Sven Johne: The Tears of the Eyewitness (2009), 22’, English, with German subtitles
The film concentrates on the building of memories: a documentary made for American tv on the Fall of the Wall aims at producing material with the necessary emotional consistency. Before starting shooting the actual film, a “motivational trainer” worked with the actor, drawing his performance to focus on certain events that occurred in Leipzig and led to German Democratic Republic´s collapse and to the fall of the Wall. All these events are remembered in narrative form.
[SCREEN PROJECTIONS]
10 to 15 Nov
Gerd Conradt: Ein_Blick (1986), 11’, only music
Gerd Conradt places his camera near the window of a building in West Berlin and points it towards another building on the Western part of the city. Between the two buildings stands the Wall. For 12 hours, the camera captures one image per second, thus documenting the differences between those two daily realities.
17 to 22 Nov
Thomas Arslan: Am Rand (1991), 24 min’
As his final work for dffb, Berlin´s cinema university, the director of German and Turkish descent Thomas Arslan films along the space where the Wall once stood, weaving images and present day places with memories of the time when the Wall still occupied that space. Arslan´s narrative does not feed on the causal need for building a plot, but instead focuses on insistent observation, on the spaces´ own dynamic and the movement that manifests within them.
24 to 29 Nov
Shinkichi Tarjiri: Berlin Wall (1969/70), 20’ 35”, b/w, no sound
At the end of the 1960s, Shinkichi Tarjiri, an artist of Japanese descent, born in the USA and who later lived in Paris and in Holland, came to Berlin with a grant from the DAAD. Influenced by a strong link with the old members of the group of artists CoBrA (Constant, Asger Jorn, Karel Appel, among others), Tarjiri delves during those years on the relationship between expression and emotion, rational and irrational and the subconscious, as well as on the influence that the public space has on the individual and his artistic work. Made a few years after the construction of the Wall, the film documents his attempt at reflecting on the effects of that dramatic architectural and building intervention.
SPECIAL SHOW
18 Nov 19h30
KP Brehmer – Walkings I-VI (1969/70), 15’, b/w, English
Taking the concrete example of the Berlin Wall, this experimental film explores in six sequences the relationship between space and time and between a place and its identity. The sequences coincide with experiences that Brehmer goes through with his camera. For example, his friend Stanley Brown had asked him, after an outing that both of them made to the city, that he film the walk they had taken along the Wall once again. For this other Walk, the director tries to conjugate the time factor with the distance covered while walking towards the Wall.

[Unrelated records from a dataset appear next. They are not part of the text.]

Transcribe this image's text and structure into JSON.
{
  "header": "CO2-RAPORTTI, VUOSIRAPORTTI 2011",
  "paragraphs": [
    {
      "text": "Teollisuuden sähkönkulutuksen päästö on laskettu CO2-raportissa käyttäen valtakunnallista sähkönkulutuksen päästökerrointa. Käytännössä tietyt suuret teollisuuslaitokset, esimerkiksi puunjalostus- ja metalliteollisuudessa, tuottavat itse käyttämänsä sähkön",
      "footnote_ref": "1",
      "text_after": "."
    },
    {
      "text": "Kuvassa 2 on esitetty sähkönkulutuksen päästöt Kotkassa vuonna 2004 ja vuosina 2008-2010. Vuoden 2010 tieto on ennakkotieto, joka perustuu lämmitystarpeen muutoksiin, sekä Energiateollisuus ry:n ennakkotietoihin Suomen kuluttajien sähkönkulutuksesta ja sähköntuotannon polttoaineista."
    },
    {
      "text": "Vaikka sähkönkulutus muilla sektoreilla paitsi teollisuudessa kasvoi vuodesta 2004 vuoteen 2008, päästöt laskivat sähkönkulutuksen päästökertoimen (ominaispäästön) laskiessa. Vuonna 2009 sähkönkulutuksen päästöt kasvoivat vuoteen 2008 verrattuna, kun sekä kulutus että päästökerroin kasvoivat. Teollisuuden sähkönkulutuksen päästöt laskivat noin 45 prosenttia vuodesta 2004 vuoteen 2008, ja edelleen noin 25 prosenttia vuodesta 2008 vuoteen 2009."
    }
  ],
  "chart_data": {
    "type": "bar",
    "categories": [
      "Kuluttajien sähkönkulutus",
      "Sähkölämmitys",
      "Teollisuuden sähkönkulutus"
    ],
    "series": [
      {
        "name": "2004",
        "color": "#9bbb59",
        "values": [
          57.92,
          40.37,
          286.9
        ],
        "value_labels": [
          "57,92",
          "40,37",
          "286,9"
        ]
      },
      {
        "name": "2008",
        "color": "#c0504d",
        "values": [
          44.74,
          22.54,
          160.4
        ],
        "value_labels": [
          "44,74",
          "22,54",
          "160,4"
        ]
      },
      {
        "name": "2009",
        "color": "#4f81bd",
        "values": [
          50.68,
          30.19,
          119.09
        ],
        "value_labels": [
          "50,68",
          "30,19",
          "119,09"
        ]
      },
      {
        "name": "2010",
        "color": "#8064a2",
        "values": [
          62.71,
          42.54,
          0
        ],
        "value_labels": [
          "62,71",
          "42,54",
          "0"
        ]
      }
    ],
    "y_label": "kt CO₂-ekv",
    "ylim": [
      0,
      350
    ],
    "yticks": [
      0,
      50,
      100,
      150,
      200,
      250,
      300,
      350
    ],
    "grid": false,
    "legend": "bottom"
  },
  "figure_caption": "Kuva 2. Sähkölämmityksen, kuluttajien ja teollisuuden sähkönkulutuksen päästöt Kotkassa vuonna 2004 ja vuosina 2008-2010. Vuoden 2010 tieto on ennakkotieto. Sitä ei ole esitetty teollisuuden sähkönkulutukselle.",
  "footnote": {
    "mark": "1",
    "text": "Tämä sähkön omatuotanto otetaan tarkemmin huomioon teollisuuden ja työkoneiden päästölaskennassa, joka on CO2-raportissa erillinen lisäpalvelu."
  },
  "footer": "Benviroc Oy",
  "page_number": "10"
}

Cynthia Beatt: The Invisible Frame (2009), 60’, English/German, with Portuguese subtitles
In 1988, Cynthia Beatt and Tilda Swinton made a bicycle trip that followed the course of the Berlin Wall. That is how the short film Cycling the Frame came about which turned out to be an unusual historical document (this film made in 1988 is presented in the context of the cinema cycle shown at the Goethe-Institut – see above). Now, the director and the actress have taken the opportunity to repeat the trip and see once again the line the Wall cut through the urban network of the city: The Invisible Frame.
Marcel Broodthaers: Berlin oder ein Traum mit Sahne (1974), 10’, no sound
During the time he spent as a student with a grant from DAAD in Berlin, Marcel Broodthaers devoted himself to filming daily life in the Western part of the city. Sequences filmed in the streets of the Charlottenburg neighbourhood alternate with images of Broodthaers himself – smoking, reading with glasses smeared with cream. This film is both a self-portrait and a homage that the artist renders to the city which welcomed him.